Website Desa Sungai Junjangan  Diduga Menjadi ladang Praktik Korupsi, Gratifikasi Dan Mark-Up Anggaran

SUNGAI JUNJANGAN —Proyek pengadaan dan pengelolaan website Desa Sungai Junjangan, Kecamatan Batang Tuaka, Kabupaten Indragiri Hilir, kembali menjadi sorotan warga. Alih-alih menjadi sarana digitalisasi pelayanan publik, website Desa tersebut justru dinilai tidak memberikan manfaat, dan diduga menjadi ladang praktik korupsi, gratifikasi, serta mark-up anggaran. 

Website desa yang awalnya digembar-gemborkan sebagai inovasi transparansi dan efisiensi pelayanan publik, kini malah dipertanyakan keberadaannya. Tidak hanya tidak aktif, situs tersebut juga kosong dari konten maupun laporan kegiatan desa. 

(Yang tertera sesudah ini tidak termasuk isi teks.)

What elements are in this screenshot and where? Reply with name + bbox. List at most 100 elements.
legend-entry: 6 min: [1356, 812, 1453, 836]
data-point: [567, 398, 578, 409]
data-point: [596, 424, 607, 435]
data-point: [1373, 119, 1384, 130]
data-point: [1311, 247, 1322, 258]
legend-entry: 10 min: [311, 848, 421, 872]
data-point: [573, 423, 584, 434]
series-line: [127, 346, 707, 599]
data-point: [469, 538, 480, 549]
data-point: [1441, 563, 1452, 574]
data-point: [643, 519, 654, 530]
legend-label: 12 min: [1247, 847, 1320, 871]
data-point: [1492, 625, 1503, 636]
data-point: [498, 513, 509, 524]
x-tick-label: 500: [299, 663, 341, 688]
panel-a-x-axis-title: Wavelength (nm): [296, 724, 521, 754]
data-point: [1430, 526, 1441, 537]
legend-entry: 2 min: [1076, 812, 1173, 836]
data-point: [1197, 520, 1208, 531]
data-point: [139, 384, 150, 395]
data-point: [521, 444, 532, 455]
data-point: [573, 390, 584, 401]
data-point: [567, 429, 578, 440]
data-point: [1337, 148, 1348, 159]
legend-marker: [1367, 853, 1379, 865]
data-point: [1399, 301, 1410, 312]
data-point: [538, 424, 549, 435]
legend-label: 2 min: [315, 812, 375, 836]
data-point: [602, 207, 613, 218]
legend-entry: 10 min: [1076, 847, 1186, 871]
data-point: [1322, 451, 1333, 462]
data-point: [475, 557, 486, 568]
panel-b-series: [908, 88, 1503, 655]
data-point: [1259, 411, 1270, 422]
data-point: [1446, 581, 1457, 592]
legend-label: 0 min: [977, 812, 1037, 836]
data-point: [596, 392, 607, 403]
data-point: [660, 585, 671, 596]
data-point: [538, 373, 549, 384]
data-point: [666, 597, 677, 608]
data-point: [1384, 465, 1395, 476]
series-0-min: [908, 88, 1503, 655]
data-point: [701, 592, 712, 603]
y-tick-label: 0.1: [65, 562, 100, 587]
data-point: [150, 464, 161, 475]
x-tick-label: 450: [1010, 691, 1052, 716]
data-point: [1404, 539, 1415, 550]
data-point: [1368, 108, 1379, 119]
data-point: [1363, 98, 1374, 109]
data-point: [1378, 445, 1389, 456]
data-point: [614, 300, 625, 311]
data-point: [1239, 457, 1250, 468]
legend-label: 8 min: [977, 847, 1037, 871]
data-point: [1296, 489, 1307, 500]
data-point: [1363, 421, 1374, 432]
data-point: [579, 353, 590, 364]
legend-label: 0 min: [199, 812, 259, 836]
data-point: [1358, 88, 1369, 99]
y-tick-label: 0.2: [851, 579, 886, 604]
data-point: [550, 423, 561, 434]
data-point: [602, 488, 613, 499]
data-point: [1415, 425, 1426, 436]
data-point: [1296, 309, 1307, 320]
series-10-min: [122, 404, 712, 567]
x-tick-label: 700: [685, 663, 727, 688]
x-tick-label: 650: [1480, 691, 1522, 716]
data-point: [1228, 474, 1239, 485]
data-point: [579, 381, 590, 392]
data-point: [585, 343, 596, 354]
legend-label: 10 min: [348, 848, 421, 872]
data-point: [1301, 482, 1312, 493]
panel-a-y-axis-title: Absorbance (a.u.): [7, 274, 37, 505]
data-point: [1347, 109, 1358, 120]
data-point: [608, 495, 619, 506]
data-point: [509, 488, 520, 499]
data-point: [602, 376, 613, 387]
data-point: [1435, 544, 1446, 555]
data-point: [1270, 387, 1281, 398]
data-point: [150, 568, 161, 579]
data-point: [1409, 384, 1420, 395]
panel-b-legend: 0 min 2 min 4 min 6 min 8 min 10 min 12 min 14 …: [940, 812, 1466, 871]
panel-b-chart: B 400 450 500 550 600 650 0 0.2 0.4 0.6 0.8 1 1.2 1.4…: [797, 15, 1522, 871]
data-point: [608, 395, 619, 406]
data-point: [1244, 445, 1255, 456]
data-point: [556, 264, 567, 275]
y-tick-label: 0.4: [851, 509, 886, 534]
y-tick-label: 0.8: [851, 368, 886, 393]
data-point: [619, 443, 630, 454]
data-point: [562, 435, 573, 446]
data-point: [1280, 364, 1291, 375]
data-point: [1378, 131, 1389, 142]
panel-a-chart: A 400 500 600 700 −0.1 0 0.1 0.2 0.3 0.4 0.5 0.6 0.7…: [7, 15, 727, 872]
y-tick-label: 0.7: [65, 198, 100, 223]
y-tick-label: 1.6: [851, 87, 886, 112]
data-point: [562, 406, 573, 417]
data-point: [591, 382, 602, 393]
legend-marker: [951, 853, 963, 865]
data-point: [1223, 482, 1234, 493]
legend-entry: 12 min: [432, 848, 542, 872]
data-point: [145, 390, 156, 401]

“Katanya setiap kegiatan desa akan dipublikasikan di website, tapi nyatanya tidak ada. Coba saja buka websitenya, isinya kosong, tidak ada kabar desa, tidak ada laporan kegiatan,” ujar salah satu warga yang enggan disebutkan namanya. 

Warga juga menyoroti kegiatan pelatihan pengelolaan website dan input data desa yang digelar di Hotel Harmona Inn, Tembilahan, pada tahun 2023. Kegiatan tersebut disebut-sebut menyedot anggaran besar, namun hasilnya nihil. Hingga kini, website tetap tidak aktif dan tidak menyajikan informasi publik seperti yang dijanjikan. 

“Kami tidak tahu berapa dana yang dihabiskan untuk website itu. Katanya ada anggaran perawatan tiap tahun, tapi hasilnya nol besar,” tambah warga lainnya. 

Selain tidak transparan, program Desa ini juga diduga sarat dengan praktik penggelembungan anggaran. Warga menduga bahwa dana desa disalahgunakan untuk kepentingan pribadi. 

“Kepala desa malah jarang di tempat. Sekarang tinggalnya sudah di Tembilahan. Kami sebagai warga merasa ditipu,” ujar warga lainnya dengan nada kecewa. 

Padahal, menurut catatan anggaran, Desa Sungai Junjangan mendapatkan alokasi dana desa dalam jumlah besar untuk tahun anggaran 2024. Angagran dicairkan dalam 3 tahap. Tahap pertama Rp 431.620.800, tahap kedua  Rp 308.151.000
dan tahap 3 Rp 739.771.800 

Namun, hingga pertengahan 2024, tidak terlihat ada kegiatan desa yang dipublikasikan melalui website. Warga pun mulai mencurigai adanya penyalahgunaan dana untuk kepentingan di luar kepentingan desa. 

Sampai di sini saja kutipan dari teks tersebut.